Tuesday, December 14, 2010

I'm Ho Ho hopeless!

OND 2010

It's that time of year again.

You know, the time where you don't have to fill that occasional obligation to craft with your kids.

The one where there is a whole stack of them that you find yourself committed to.

After the kids have brought home their macaroni'd Christmas tree decorations
and their self portrait Christmas card with lots of glitter and sparkly stuff glued on with a litre of glue
(and still not dry 3 days later),
they have worked themselves into a frenzy with love of crafting.

OND 2010

And given the time of year,
there is no shortage of festive crafty projects to "sure to be enjoyed with your children for hours of endless joy and entertainment for the whole family".

So far this year,
I have committed to making biscuits,
window glass painting decorations,
making finger buns,
decorating a gingerbread house
and oldest son is talking about some weird green gooey gunk stuff you can make that he found in a magazine.

It may not seem like a lot
but with 3 kids and 7 days to complete them,
it seems like a lot to me.
A whole world of pain.

OND 2010

Let me be clear.
I think that I am a dab hand at crafty stuff.
(yes, pure arrogance, that statement)
Sewing, knitting, crocheting, other craft stuff.
Bring it on, baby.

But having to teach someone else,
whether they are my age, on an aged pension or at kindergarten...
well, at least I am mature enough to recognise my limitations.

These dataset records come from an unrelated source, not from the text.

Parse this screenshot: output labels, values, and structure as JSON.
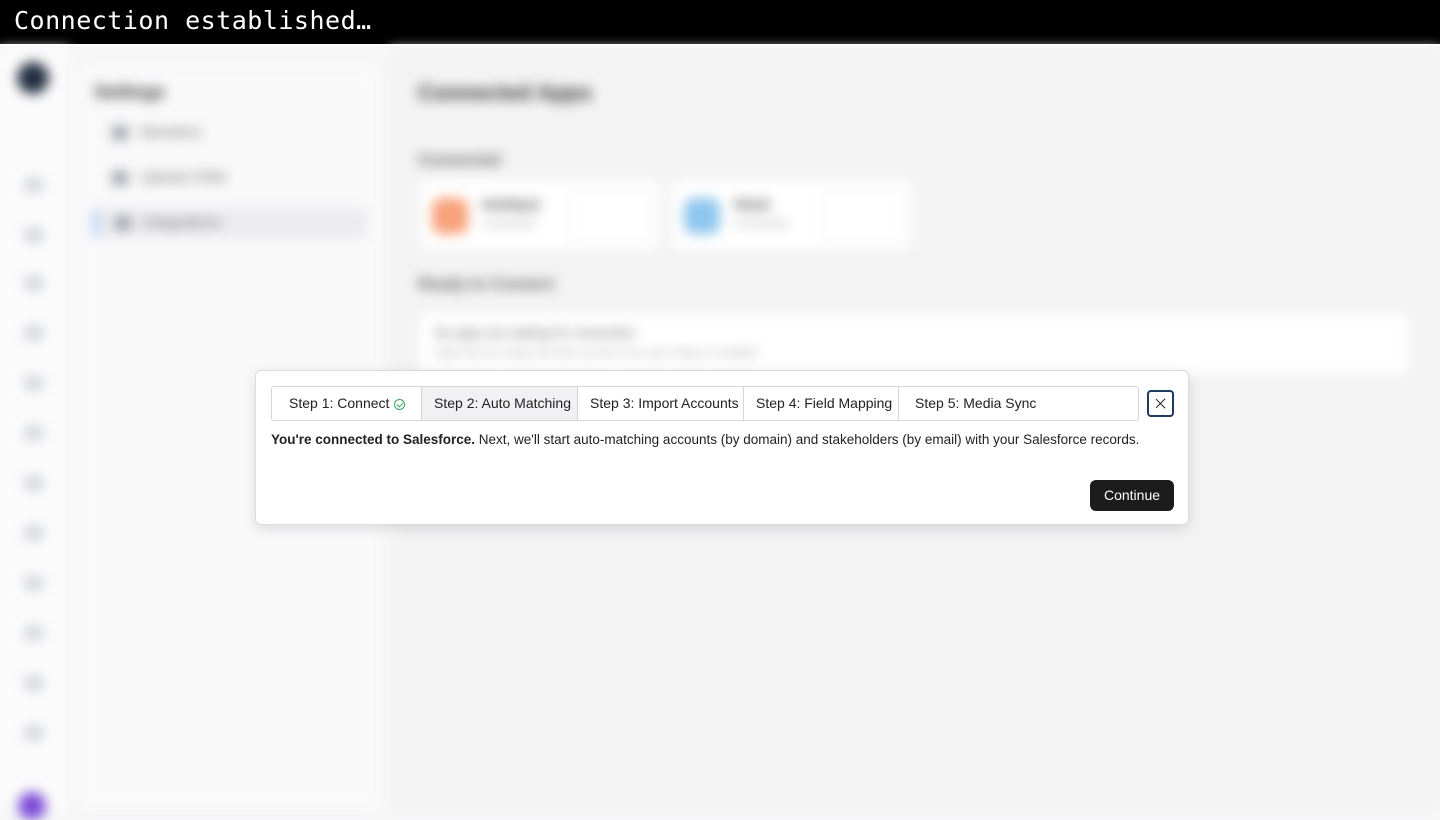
{
  "topbar": {
    "text": "Connection established…"
  },
  "background": {
    "settings_title": "Settings",
    "settings_items": [
      "Members",
      "Upload CRM",
      "Integrations"
    ],
    "main_title": "Connected Apps",
    "connected_label": "Connected",
    "apps": [
      {
        "name": "HubSpot",
        "meta": "Connected",
        "color": "#f7a17a"
      },
      {
        "name": "Slack",
        "meta": "Connected",
        "color": "#8fc6ee"
      }
    ],
    "ready_label": "Ready to Connect",
    "ready_line1": "No apps are waiting for connection",
    "ready_line2": "Apps that are ready will show up here once your setup is complete"
  },
  "modal": {
    "tabs": [
      {
        "label": "Step 1: Connect",
        "completed": true
      },
      {
        "label": "Step 2: Auto Matching",
        "active": true
      },
      {
        "label": "Step 3: Import Accounts"
      },
      {
        "label": "Step 4: Field Mapping"
      },
      {
        "label": "Step 5: Media Sync"
      }
    ],
    "message_bold": "You're connected to Salesforce.",
    "message_rest": " Next, we'll start auto-matching accounts (by domain) and stakeholders (by email) with your Salesforce records.",
    "continue_label": "Continue"
  },
  "colors": {
    "check": "#3aa655",
    "close_border": "#1d3b5e",
    "primary_button": "#1c1c1c"
  }
}
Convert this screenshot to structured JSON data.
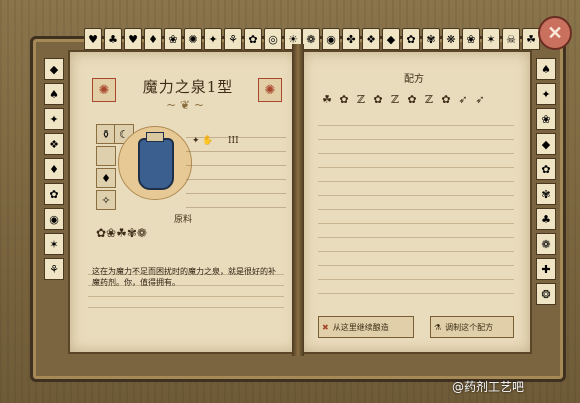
{
  "book": {
    "title": "魔力之泉1型",
    "ingredients_label": "原料",
    "description": "这在为魔力不足而困扰时的魔力之泉，就是很好的补魔药剂。你，值得拥有。",
    "recipe_header": "配方",
    "recipe_icons": [
      "☘",
      "✿",
      "ℤ",
      "✿",
      "ℤ",
      "✿",
      "ℤ",
      "✿",
      "➶",
      "➶"
    ],
    "tier_text": "III",
    "actions": [
      {
        "label": "从这里继续酿造",
        "icon": "✖"
      },
      {
        "label": "调制这个配方",
        "icon": "⚗"
      }
    ]
  },
  "top_tabs": [
    "♥",
    "♣",
    "♥",
    "♦",
    "❀",
    "✺",
    "✦",
    "⚘",
    "✿",
    "◎",
    "☀",
    "✥",
    "✱",
    "✣",
    "❁",
    "◉",
    "✤",
    "❖",
    "◆",
    "✿",
    "✾",
    "❋",
    "❀",
    "✶",
    "☠",
    "☘",
    "✦",
    "◈",
    "❂",
    "☼",
    "✻",
    "✲",
    "✷"
  ],
  "left_side_tabs": [
    "◆",
    "♠",
    "✦",
    "❖",
    "♦",
    "✿",
    "◉",
    "✶",
    "⚘"
  ],
  "right_side_tabs": [
    "♠",
    "✦",
    "❀",
    "◆",
    "✿",
    "✾",
    "♣",
    "❁",
    "✚",
    "❂"
  ],
  "close_icon": "✕",
  "watermark": "@药剂工艺吧"
}
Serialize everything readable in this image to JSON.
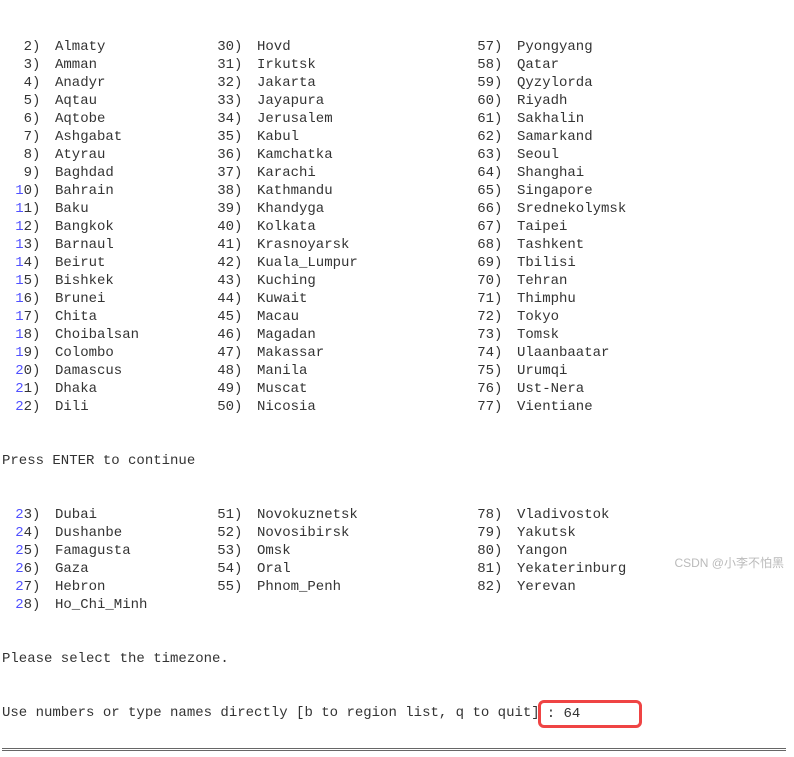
{
  "prompt_continue": "Press ENTER to continue",
  "prompt_select": "Please select the timezone.",
  "prompt_instruction": "Use numbers or type names directly [b to region list, q to quit]",
  "input_value": ": 64",
  "watermark": "CSDN @小李不怕黑",
  "columns": [
    {
      "start": 2,
      "items": [
        "Almaty",
        "Amman",
        "Anadyr",
        "Aqtau",
        "Aqtobe",
        "Ashgabat",
        "Atyrau",
        "Baghdad",
        "Bahrain",
        "Baku",
        "Bangkok",
        "Barnaul",
        "Beirut",
        "Bishkek",
        "Brunei",
        "Chita",
        "Choibalsan",
        "Colombo",
        "Damascus",
        "Dhaka",
        "Dili"
      ]
    },
    {
      "start": 30,
      "items": [
        "Hovd",
        "Irkutsk",
        "Jakarta",
        "Jayapura",
        "Jerusalem",
        "Kabul",
        "Kamchatka",
        "Karachi",
        "Kathmandu",
        "Khandyga",
        "Kolkata",
        "Krasnoyarsk",
        "Kuala_Lumpur",
        "Kuching",
        "Kuwait",
        "Macau",
        "Magadan",
        "Makassar",
        "Manila",
        "Muscat",
        "Nicosia"
      ]
    },
    {
      "start": 57,
      "items": [
        "Pyongyang",
        "Qatar",
        "Qyzylorda",
        "Riyadh",
        "Sakhalin",
        "Samarkand",
        "Seoul",
        "Shanghai",
        "Singapore",
        "Srednekolymsk",
        "Taipei",
        "Tashkent",
        "Tbilisi",
        "Tehran",
        "Thimphu",
        "Tokyo",
        "Tomsk",
        "Ulaanbaatar",
        "Urumqi",
        "Ust-Nera",
        "Vientiane"
      ]
    }
  ],
  "columns_after": [
    {
      "start": 23,
      "items": [
        "Dubai",
        "Dushanbe",
        "Famagusta",
        "Gaza",
        "Hebron",
        "Ho_Chi_Minh"
      ]
    },
    {
      "start": 51,
      "items": [
        "Novokuznetsk",
        "Novosibirsk",
        "Omsk",
        "Oral",
        "Phnom_Penh",
        ""
      ]
    },
    {
      "start": 78,
      "items": [
        "Vladivostok",
        "Yakutsk",
        "Yangon",
        "Yekaterinburg",
        "Yerevan",
        ""
      ]
    }
  ]
}
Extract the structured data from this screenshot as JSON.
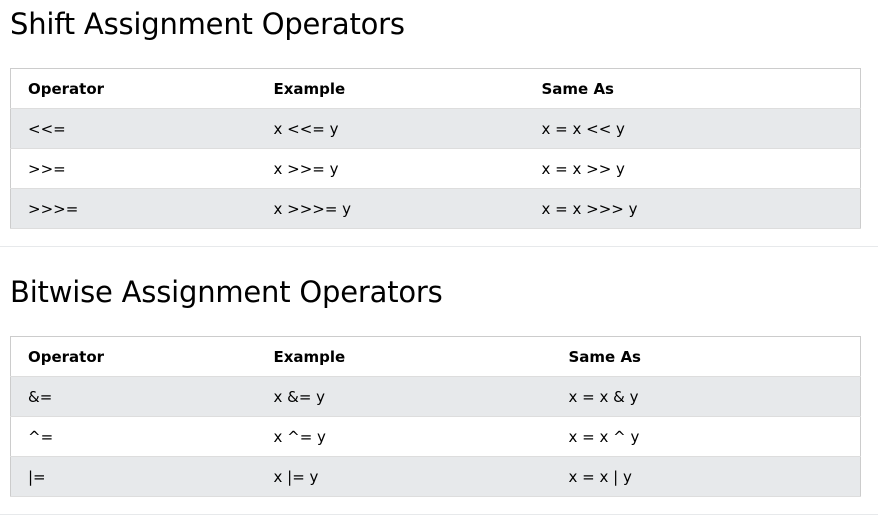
{
  "shift": {
    "title": "Shift Assignment Operators",
    "headers": [
      "Operator",
      "Example",
      "Same As"
    ],
    "rows": [
      [
        "<<=",
        "x <<= y",
        "x = x << y"
      ],
      [
        ">>=",
        "x >>= y",
        "x = x >> y"
      ],
      [
        ">>>=",
        "x >>>= y",
        "x = x >>> y"
      ]
    ]
  },
  "bitwise": {
    "title": "Bitwise Assignment Operators",
    "headers": [
      "Operator",
      "Example",
      "Same As"
    ],
    "rows": [
      [
        "&=",
        "x &= y",
        "x = x & y"
      ],
      [
        "^=",
        "x ^= y",
        "x = x ^ y"
      ],
      [
        "|=",
        "x |= y",
        "x = x | y"
      ]
    ]
  }
}
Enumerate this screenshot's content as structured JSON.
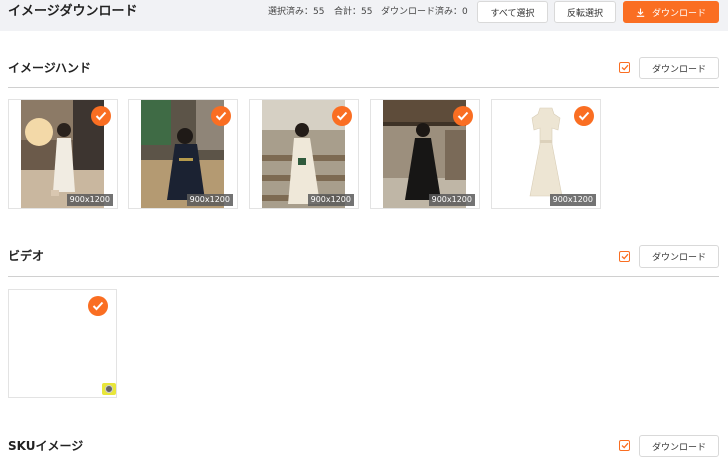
{
  "header": {
    "title": "イメージダウンロード",
    "selected": "選択済み：55",
    "total": "合計：55",
    "downloaded": "ダウンロード済み：0",
    "select_all": "すべて選択",
    "invert_select": "反転選択",
    "download": "ダウンロード"
  },
  "sections": {
    "images": {
      "title": "イメージハンド",
      "download": "ダウンロード",
      "checked": true,
      "items": [
        {
          "size": "900x1200",
          "scene": "cafe-white-dress"
        },
        {
          "size": "900x1200",
          "scene": "black-dress-seated"
        },
        {
          "size": "900x1200",
          "scene": "lace-dress-staircase"
        },
        {
          "size": "900x1200",
          "scene": "black-dress-courtyard"
        },
        {
          "size": "900x1200",
          "scene": "cream-dress-product"
        }
      ]
    },
    "video": {
      "title": "ビデオ",
      "download": "ダウンロード",
      "checked": true
    },
    "sku": {
      "title": "SKUイメージ",
      "download": "ダウンロード",
      "checked": true
    }
  },
  "colors": {
    "accent": "#fa6e22",
    "topbar": "#f1f2f5",
    "play_badge": "#e8e63a"
  }
}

Firstly I suck at teaching.

I do not explain things well.

Actually, let me clarify that.
It appears that I do not explain things well
to people who think like my husband.
If you think like me, it's all good.

OND 2010

Secondly I have no patience.
(and on some days, I mean literally no patience)

I might have had some years ago but not now.
While my child is delicately and painstakingly (to me painfully) putting the finishing touches
on his or her cotton wool ball snowman,
I just want to rip the glue stick away from those little hands and finish it yesterday.

OND 2010
Thirdly I am a perfectionist.

And I am sorry,
but I can state with confidence
(actually probably arrogance again)
that no-one in this house
(hubby included)
(well, hubby in particular actually)
can colour co-ordinate like me,
draw in a straight line or a nice curve like me
or stick that pipe cleaner onto the toilet roll in just the right place at just the right angle
as well as I can.

And it bugs me watching other people not do it just how it should be done.

OND 2010

About now, I am meant to put in the big "but",
you know, the "but" which makes it all worthwhile...

"But to see the fun that my kids are having..."

"But to see the product of their innocent creativity..."

"But to spend that quality time with my children..."

Realistically,
about now,
I am wondering if that paint will come off whichever skin, clothing or furnishing it has been deposited on,
I am reaching for headache medication
and I am wondering if it is too early in the day to make a gin, lemon and lime.
A really, really strong one.

OND 2010

Maybe tomorrow (or after a gin or two) there will be the "but".




1 comment:

becci said...

I know exactly what you're saying! Me and craft with children thrown in is an ugly mix!